Now, more than a decade later, PC makers are still following the confusing and antiquated product strategy that Jobs had banned at Apple. For the launch of Windows 8, Microsoft's new operating system, hardware makers have attacked the market with endless product lines and form factors: massive touch-screen desktops; notebooks of all shapes and sizes and names; hybrid PCs that detach and flip and swivel and swing; and tablets with attachable keyboards, pens, docking stations, and external battery packs. This see-what-sticks approach is all the more remarkable in an age when Apple, with just one simple product line—the iPad—now outsells the entire PC lineups of these hardware makers (or OEMs). Apple's success is a sign of just how out of touch some of these manufacturers are, and it serves as symbol of how much disruption they face in the market today, especially in mobile. "There's a lot of noise out there," says Jeff Barney, executive VP in charge of Toshiba's PC and TV business for the Americas. "I have a hard time tracking all of the models that are hitting the market right now."

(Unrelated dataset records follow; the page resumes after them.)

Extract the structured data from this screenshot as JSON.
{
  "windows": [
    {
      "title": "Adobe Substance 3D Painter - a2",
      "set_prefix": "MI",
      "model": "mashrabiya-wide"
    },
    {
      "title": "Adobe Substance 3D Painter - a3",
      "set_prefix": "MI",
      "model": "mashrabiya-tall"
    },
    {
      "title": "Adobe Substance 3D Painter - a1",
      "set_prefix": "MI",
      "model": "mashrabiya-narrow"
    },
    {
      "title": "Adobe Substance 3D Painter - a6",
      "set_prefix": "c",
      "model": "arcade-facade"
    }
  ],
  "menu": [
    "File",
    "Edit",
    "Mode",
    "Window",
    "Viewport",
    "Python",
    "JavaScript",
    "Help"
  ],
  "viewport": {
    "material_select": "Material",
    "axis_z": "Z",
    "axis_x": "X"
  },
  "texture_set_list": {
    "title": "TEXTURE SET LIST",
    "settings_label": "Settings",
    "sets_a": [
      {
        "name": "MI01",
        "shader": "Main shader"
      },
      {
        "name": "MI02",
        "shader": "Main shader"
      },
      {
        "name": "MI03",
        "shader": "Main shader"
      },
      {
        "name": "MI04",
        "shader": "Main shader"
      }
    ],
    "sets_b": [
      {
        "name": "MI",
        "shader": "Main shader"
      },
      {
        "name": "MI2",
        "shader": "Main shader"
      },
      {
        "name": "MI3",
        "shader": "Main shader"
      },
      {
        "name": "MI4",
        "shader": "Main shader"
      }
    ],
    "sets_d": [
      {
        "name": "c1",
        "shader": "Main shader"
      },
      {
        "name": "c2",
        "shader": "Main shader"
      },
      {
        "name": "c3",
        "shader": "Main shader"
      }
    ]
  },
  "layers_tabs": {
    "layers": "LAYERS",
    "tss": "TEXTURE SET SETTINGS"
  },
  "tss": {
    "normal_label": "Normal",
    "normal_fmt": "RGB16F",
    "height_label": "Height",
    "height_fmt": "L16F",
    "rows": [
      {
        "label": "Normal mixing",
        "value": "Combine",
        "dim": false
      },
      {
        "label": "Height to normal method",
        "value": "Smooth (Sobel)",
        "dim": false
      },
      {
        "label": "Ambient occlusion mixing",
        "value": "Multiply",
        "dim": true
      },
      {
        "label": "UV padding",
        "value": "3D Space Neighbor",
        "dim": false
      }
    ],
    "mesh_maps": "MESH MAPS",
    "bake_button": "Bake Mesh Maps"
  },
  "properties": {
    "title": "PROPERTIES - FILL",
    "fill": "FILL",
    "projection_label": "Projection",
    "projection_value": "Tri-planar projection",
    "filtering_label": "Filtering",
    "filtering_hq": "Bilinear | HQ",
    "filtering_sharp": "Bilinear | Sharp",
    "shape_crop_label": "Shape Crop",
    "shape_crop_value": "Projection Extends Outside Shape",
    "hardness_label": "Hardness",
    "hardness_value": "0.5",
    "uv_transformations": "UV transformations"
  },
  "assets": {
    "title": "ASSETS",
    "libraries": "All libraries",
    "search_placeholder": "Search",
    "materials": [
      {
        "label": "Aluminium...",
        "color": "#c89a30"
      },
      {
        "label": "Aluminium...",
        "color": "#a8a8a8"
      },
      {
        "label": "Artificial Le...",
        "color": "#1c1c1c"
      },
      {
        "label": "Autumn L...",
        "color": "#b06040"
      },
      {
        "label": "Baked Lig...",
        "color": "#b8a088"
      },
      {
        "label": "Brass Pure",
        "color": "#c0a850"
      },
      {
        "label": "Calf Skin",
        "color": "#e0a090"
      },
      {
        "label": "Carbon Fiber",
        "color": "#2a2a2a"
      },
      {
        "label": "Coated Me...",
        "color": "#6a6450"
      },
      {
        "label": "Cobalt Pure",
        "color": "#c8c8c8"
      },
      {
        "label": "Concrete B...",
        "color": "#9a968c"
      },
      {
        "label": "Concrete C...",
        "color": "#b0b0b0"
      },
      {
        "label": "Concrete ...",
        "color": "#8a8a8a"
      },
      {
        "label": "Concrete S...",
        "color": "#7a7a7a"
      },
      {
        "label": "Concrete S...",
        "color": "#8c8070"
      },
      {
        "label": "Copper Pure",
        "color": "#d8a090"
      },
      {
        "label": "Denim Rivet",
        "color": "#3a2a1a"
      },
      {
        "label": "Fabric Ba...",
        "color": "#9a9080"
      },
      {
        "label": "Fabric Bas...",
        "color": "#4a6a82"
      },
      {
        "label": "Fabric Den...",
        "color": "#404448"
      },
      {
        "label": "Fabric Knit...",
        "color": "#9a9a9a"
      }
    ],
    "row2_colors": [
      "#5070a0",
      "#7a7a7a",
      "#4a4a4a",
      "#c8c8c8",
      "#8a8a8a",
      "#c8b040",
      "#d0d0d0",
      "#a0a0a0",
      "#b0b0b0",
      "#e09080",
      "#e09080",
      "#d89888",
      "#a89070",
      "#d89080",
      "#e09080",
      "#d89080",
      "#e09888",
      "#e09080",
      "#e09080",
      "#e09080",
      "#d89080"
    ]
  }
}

For Toshiba, the endless devices its competitors are selling represent an opportunity: The company has decided to limit the number of products it's pushing for the launch of Windows 8. The Satellite U925t, for example, a slide-out hybrid laptop-tablet, is one of the few gadgets the company is marketing this holiday season. And although I'm not terribly impressed with the device (here's a great review of the U925t), it's at least a sign that PC makers are learning traditional product strategies are no longer relevant. "We tried to take a more narrow approach in our product line instead of inundating the consumer with a bunch of different form factors," Barney says. "You're going to see a lot more clarity in form factor early next year. That's the nature of a big launch: Everyone hustles to get more of the halo products out there, and they become perfected in the months following. I think that you will start to see winners and losers in terms of Windows 8 designs early next year."
Still, despite a narrower product strategy, it's unclear whether these hardware makers can even catch up to Apple in the mobile market. On the day I chatted with Barney, for example, Apple had just unveiled the iPad Mini, its fifth-generation tablet, with CEO Tim Cook boasting on stage that the company had just sold its 100 millionth iPad. Its unprecedented success in the market signals its vertical model of controlling both the hardware and software may have significant advantages. Toshiba and other hardware makers must rely on third-party software from Microsoft and Google to keep up—that's the reason many of these OEMs are years late to the mobile market, because Windows 8, a mobile-centric operating system, has only now become available.
"Apple has done a tremendous job to exploit that market opportunity—we're not unaware of Apple's success in their model," Barney says. "What our next steps may be are things for us to consider down the line. Certainly Apple has shown a very strong business model on the tablet side. Obviously there is a huge tablet market out there, but many would argue it's very incremental to the laptop market. I think we have taken that position also."
When I ask whether Toshiba's reliance on Windows and Android has its downsides, Barney answers, "I wouldn't say it's a disadvantage, but certainly the landscape has changed."
And when I ask whether Toshiba is experiencing some form of the innovator's dilemma, Barney lets out a chuckle. "That's a very good question," he says. "I think we'll have to answer that question when we can look back on where we're at right now and decide whether or not that's really the issue."
Barney adds, "I think from our standpoint, disruption, although uncomfortable, is good. Because it's going to force Toshiba and others to step up and deliver new and innovative platforms. We're very happy with our relationship with Microsoft."